Condamnée pour avoir frappé une infirmière en psychiatrie

SHERBROOKE - Une affaire de voies de fait simple où une patiente hospitalisée en psychiatrie a reconnu devant le tribunal avoir frappé au visage une infirmière soulève encore une fois la question de la violence en milieu hospitalier.

Selon des données du CIUSSS de l'Estrie-CHUS, 91 événements considérés à risque important ont été déclarés, dont trois sur le département de psychiatrie de l'Hôtel-Dieu, entre le 1er octobre 2017 et le 31 décembre 2018.

Le 23 mars 2017, une jeune femme qui ne voulait pas être placée en isolement a donné un coup de poing au visage de l'employée de l'Hôtel-Dieu du CIUSSS de l'Estrie-CHUS.

«Ma cliente ne se souvient pas des gestes posés. Ce sont des événements isolés. C'est une femme qui est lourdement atteinte depuis son enfance. Ses parents avaient des diagnostics en santé mentale» signale l'avocate de la défense Me Caroline Monette.

La jeune femme a été placée en résidence fermée depuis ces événements. Elle est suivie régulièrement par un psychiatre.

Une absolution conditionnelle a été accordée par le tribunal. Une probation de 12 mois avec un suivi a été imposée. Elle ne pourra entrer en contact avec l'infirmière impliquée dans cette affaire.

«C'est un contexte qui est très particulier. Elle a agi de façon impulsive. Ce n'est pas un cas d'article 16», a mentionné la procureure aux poursuites criminelles, Me Gabrielle Cloutier.

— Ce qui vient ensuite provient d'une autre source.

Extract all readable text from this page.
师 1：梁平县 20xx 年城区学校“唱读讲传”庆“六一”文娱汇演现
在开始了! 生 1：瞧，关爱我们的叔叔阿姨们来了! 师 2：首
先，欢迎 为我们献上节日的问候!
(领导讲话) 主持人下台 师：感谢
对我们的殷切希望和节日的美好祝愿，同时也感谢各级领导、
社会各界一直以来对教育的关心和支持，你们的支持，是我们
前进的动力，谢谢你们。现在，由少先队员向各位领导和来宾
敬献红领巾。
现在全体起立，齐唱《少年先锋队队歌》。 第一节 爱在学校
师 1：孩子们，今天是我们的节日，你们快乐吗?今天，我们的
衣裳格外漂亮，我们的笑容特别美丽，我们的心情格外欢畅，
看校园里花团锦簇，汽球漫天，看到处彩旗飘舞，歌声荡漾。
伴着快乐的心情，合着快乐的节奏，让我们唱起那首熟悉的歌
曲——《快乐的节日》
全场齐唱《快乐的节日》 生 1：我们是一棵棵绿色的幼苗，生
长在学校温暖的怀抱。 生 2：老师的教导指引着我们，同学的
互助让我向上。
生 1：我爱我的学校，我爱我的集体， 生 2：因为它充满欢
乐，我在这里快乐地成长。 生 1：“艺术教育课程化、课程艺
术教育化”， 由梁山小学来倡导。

À la lecture du rapport psychiatrique préparé par le psychiatre judiciaire Dr Pierre Gagné, la juge Fabi a accordé une absolution conditionnelle à la jeune femme.

«C'est une situation qui est très particulière. Visiblement, madame a vécu une enfance difficile et a de sérieux problèmes. Elle est suivie en psychiatrie. L'impulsivité de madame a diminué avec la prise de médicaments. Les gestes posés étaient impulsifs, mais sans l'intention de blesser», a reconnu la juge Fabi.

La jeune femme a assisté aux procédures judiciaires en regardant au sol. Elle a exprimé par une voix faible avoir commis le geste qui lui était reproché.

Le CIUSSS de l'Estrie-CHUS mentionne que la décision de porter plainte à la police revient à l'employé, mais que s'il est jugé que la situation correspond à un acte inacceptable d'un usager, l'employé sera encouragé à porter plainte.

«Au CIUSSS de l'Estrie-CHUS, les comportements violents et toutes les formes de harcèlement, d'intimidation, de menaces verbales ou physiques et autres agissements inadéquats, peu importe de qui ils proviennent, ne sont pas tolérés. D'ailleurs, la Politique en matière de promotion de la civilité et de prévention du harcèlement adoptée par notre établissement démontre l'importance d'offrir à notre personnel un milieu de travail sain et valorisant. Les comportements civils sont attendus de tous : employés, médecins, bénévoles, fournisseurs, partenaires, usagers, proches et visiteurs», signale par courriel le chef de service au soutien au développement des personnes et de l'organisation à la Direction des ressources humaines, des communications et des affaires juridiques, André Jalbert.